Navegando por la red me sobreviene la cuenta de una editorial literaria que anuncia el fallecimiento de un escritor. La gente ya está dando el pésame, la gente ya está impactada por el morbo que nubla la razón.
Entro al perfil de la supuesta editorial y observo que no tiene apenas publicaciones en X. Solo dos o tres retuiteos. Evidentemente, es una cuenta falsa, de esas que aparecen cada unos meses y "matan" a alguien que la cultura quiere mucho. El último ha sido Fernando Aramburu, creador de Patria. Pero lo hemos visto en repetidas ocasiones. Hasta José Luis Perales tuvo que compartir un vídeo explicando que estaba cenando tan feliz con su familia en Londres mientras España lloraba su óbito.
Visto que varias personas estaban compartiendo el fallecimiento falso, pongo un tuit recordando cómo esta historia se repite cada cierto tiempo. Y no le doy más importancia. Al no ser la primera vez que sucede, pienso que quedará en una breve anécdota. Pero, al rato, la agencia EFE publica un 'Última hora' dando veracidad a la noticia de la muerte falsa de Aramburu. Trágico: la propia agencia de noticias estatal ha picado el anzuelo.
¿De quién nos fiamos si las agencias de noticias que confirman, contrastan y hacen oficial la información caen en la trampa de las fake news como si fueran un tuitero más? ¿Dónde está el periodismo? Pues parece claro: el periodismo está mirando a X, pensando que el viejo Twitter es la fuente de información de todo. Y no, no lo es.

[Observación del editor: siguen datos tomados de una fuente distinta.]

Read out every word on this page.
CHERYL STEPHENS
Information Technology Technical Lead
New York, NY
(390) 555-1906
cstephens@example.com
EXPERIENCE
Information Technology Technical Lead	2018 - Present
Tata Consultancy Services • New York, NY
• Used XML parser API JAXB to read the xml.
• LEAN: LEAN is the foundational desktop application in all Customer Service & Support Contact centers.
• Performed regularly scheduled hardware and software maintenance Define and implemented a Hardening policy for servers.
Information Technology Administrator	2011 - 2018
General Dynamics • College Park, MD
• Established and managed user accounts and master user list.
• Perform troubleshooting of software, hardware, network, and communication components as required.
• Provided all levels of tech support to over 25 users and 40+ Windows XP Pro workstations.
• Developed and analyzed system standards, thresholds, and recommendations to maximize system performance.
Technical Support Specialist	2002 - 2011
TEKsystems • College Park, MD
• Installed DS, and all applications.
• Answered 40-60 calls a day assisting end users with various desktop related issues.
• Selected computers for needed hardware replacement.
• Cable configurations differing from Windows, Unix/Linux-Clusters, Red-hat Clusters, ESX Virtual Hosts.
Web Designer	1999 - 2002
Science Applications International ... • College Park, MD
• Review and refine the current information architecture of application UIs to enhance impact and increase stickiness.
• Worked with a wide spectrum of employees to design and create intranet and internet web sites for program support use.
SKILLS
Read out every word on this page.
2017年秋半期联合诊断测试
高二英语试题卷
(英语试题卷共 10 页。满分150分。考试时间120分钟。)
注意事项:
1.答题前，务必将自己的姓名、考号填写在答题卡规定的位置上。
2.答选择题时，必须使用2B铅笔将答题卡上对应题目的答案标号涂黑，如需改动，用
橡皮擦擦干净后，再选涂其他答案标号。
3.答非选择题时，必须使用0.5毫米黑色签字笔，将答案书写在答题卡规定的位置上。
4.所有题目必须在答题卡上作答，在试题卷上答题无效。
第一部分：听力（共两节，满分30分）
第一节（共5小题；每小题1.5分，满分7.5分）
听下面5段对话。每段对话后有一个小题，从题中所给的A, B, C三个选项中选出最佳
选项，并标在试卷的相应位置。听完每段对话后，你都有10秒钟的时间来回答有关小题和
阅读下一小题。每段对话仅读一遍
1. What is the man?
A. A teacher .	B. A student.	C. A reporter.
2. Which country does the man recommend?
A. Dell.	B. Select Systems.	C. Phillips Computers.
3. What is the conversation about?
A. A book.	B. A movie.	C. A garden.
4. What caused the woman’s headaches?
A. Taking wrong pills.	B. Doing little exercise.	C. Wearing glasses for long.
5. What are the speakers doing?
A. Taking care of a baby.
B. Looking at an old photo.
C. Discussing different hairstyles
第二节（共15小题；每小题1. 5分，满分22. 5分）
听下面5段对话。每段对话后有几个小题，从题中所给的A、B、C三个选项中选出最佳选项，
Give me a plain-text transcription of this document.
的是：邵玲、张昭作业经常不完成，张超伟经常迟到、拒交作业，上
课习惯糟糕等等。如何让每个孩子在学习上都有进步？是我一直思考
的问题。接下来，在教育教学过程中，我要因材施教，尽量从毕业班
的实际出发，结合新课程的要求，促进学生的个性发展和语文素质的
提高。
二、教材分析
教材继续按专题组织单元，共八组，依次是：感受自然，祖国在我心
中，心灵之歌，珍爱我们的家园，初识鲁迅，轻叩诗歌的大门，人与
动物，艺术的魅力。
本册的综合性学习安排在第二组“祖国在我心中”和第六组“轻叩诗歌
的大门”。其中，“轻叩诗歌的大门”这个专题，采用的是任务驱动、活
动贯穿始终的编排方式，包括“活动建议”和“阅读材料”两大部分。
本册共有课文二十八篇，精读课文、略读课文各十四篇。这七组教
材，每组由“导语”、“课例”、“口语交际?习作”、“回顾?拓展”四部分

Ahí se hace fuerte uno de los grandes problemas de la desinformación que inunda nuestra sociedad. Algo falla si las agencias de noticias y los medios de comunicación observamos más Twitter que la calle. Algo falla si hasta las agencias estatales de noticias corren a dar legitimidad a un tuit antes que contactar con la fuente primaria. Fuente que nunca puede ser un perfil sin contenido en redes, por mucho que lleve el logotipo de una editorial.
Los bulos adelantan al informador clásico porque son sencillos, contundentes y rápidos de compartir por predicadores, especuladores y asustadores. En cambio, el periodista necesita tiempo para entender, para contrastar, para partir y para regresar. Toca asumir que el buen periodismo siempre va a llegar más tarde que las redes sociales. Y ese debe ser su gran valor.
Hablamos mucho de la edad de oro de los bulos. Sin embargo, deberíamos también reflexionar sobre cuánta culpa posee el periodismo lowcost en el incremento de la desinformación. Es el momento de hacer autocrítica de por qué hasta las agencias públicas de noticias priman la prisa a la duda. Por qué eligen ser las más veloces en vez de las más creíbles. ¿Por más clics, por más retuiteos, por ser los primeros? Al final, el perturbado bulo de una muerte falsa sí que ha confirmado un hecho: ni siquiera el periodismo invierte en tiempo para pensar.